Like last year’s “Portal 2,” which featured music from Jonathan Coulton and the National, “Sound Shapes” brings a little pop cred further into video game culture. They’re not the only games to have winning scores. Here’s a few recent examples worth investigating.
“Journey.” Austin Wintory’s score for this PS3 game comprises 18 relatively short pieces, many of them mixing orchestral flourishes with ambient electronics. There’s hints of Eastern mysticism, and these string-based arrangements are the stuff of Hollywood epics.
“Superbrothers: Sword & Sworcery EP.”Canadian singer-songwriter Jim Guthrie struck a wondrous tone for much of the score of this mobile game. His electronic flourishes aren’t quite retro, but wouldn’t be out of place in an electrical parade at a Disney theme park, either.

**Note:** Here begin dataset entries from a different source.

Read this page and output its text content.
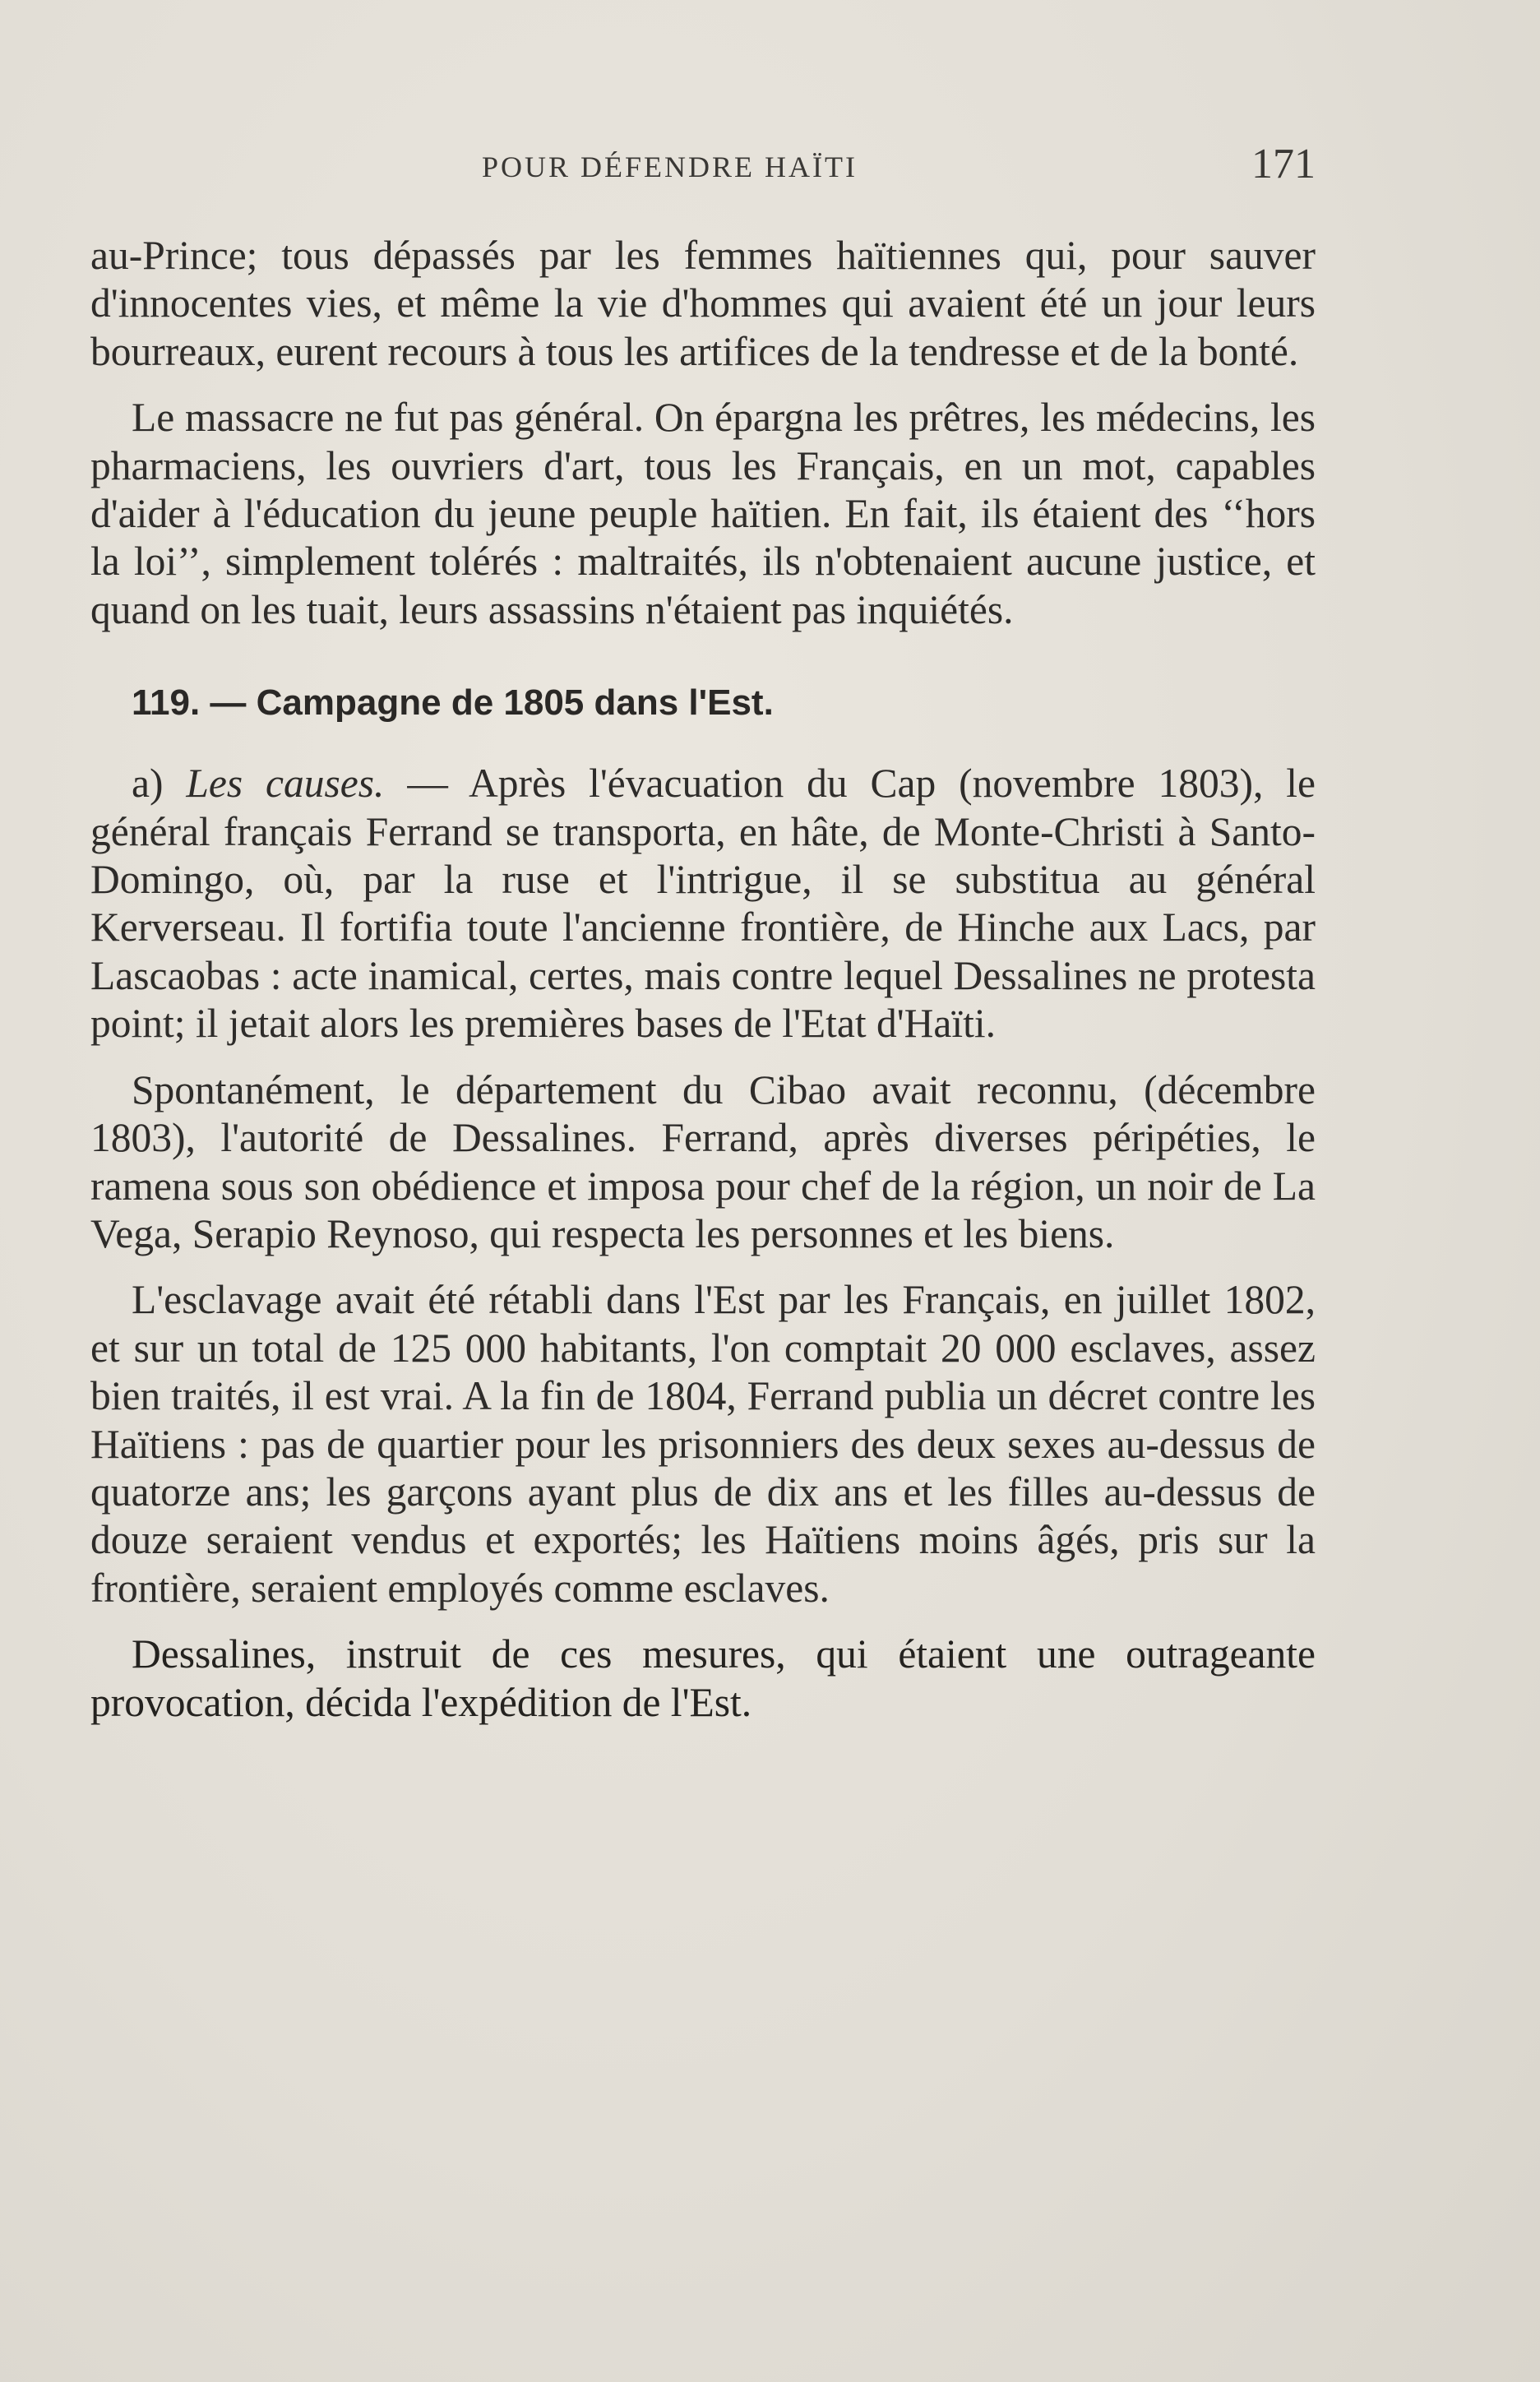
POUR DÉFENDRE HAÏTI	171

au-Prince; tous dépassés par les femmes haïtiennes qui, pour sauver d'innocentes vies, et même la vie d'hommes qui avaient été un jour leurs bourreaux, eurent recours à tous les artifices de la tendresse et de la bonté.

Le massacre ne fut pas général. On épargna les prêtres, les médecins, les pharmaciens, les ouvriers d'art, tous les Français, en un mot, capables d'aider à l'éducation du jeune peuple haïtien. En fait, ils étaient des ‘‘hors la loi’’, simplement tolérés : maltraités, ils n'obtenaient aucune justice, et quand on les tuait, leurs assassins n'étaient pas inquiétés.

119. — Campagne de 1805 dans l'Est.

a) Les causes. — Après l'évacuation du Cap (novembre 1803), le général français Ferrand se transporta, en hâte, de Monte-Christi à Santo-Domingo, où, par la ruse et l'intrigue, il se substitua au général Kerverseau. Il fortifia toute l'ancienne frontière, de Hinche aux Lacs, par Lascaobas : acte inamical, certes, mais contre lequel Dessalines ne protesta point; il jetait alors les premières bases de l'Etat d'Haïti.

Spontanément, le département du Cibao avait reconnu, (décembre 1803), l'autorité de Dessalines. Ferrand, après diverses péripéties, le ramena sous son obédience et imposa pour chef de la région, un noir de La Vega, Serapio Reynoso, qui respecta les personnes et les biens.

L'esclavage avait été rétabli dans l'Est par les Français, en juillet 1802, et sur un total de 125 000 habitants, l'on comptait 20 000 esclaves, assez bien traités, il est vrai. A la fin de 1804, Ferrand publia un décret contre les Haïtiens : pas de quartier pour les prisonniers des deux sexes au-dessus de quatorze ans; les garçons ayant plus de dix ans et les filles au-dessus de douze seraient vendus et exportés; les Haïtiens moins âgés, pris sur la frontière, seraient employés comme esclaves.

Dessalines, instruit de ces mesures, qui étaient une outrageante provocation, décida l'expédition de l'Est.
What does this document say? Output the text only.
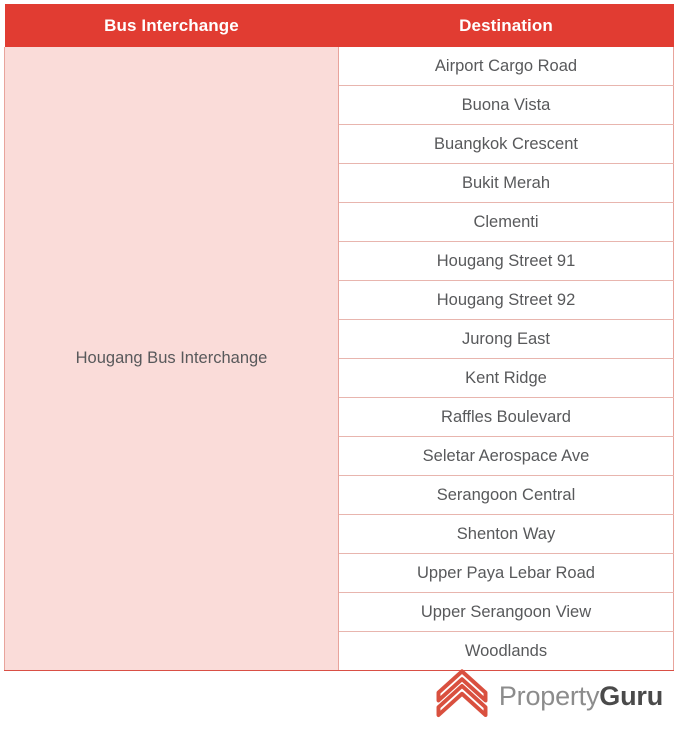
Bus Interchange	Destination
Hougang Bus Interchange	Airport Cargo Road
	Buona Vista
	Buangkok Crescent
	Bukit Merah
	Clementi
	Hougang Street 91
	Hougang Street 92
	Jurong East
	Kent Ridge
	Raffles Boulevard
	Seletar Aerospace Ave
	Serangoon Central
	Shenton Way
	Upper Paya Lebar Road
	Upper Serangoon View
	Woodlands
PropertyGuru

“Max Payne 3.” Local noise rockers Health crafted the tension-filled soundtrack for this multi-platform blockbuster series in lieu of a new album, and the move pays off. While there’s plenty of action movie heroics throughout this score, this is the best showcase yet for Health’s synth-driven versatility.
“Dyad.” This recently released downloadable game on the PlayStation Network boasts a psychedelic head trip of a score from David Kanaga and Jason DeGroot, fusing the latest dance trends with “Tron"-worthy craziness. This is a racing game where the music can induce a trance.
“Bastion.” Darren Korb’s score for this downloadable Xbox game is a little folksy and more than a bit Western, with hip-hop beats and gunslinger guitars. It’s a sunburned soundtrack to a wild frontier that re-imagines American roots music as something almost alien.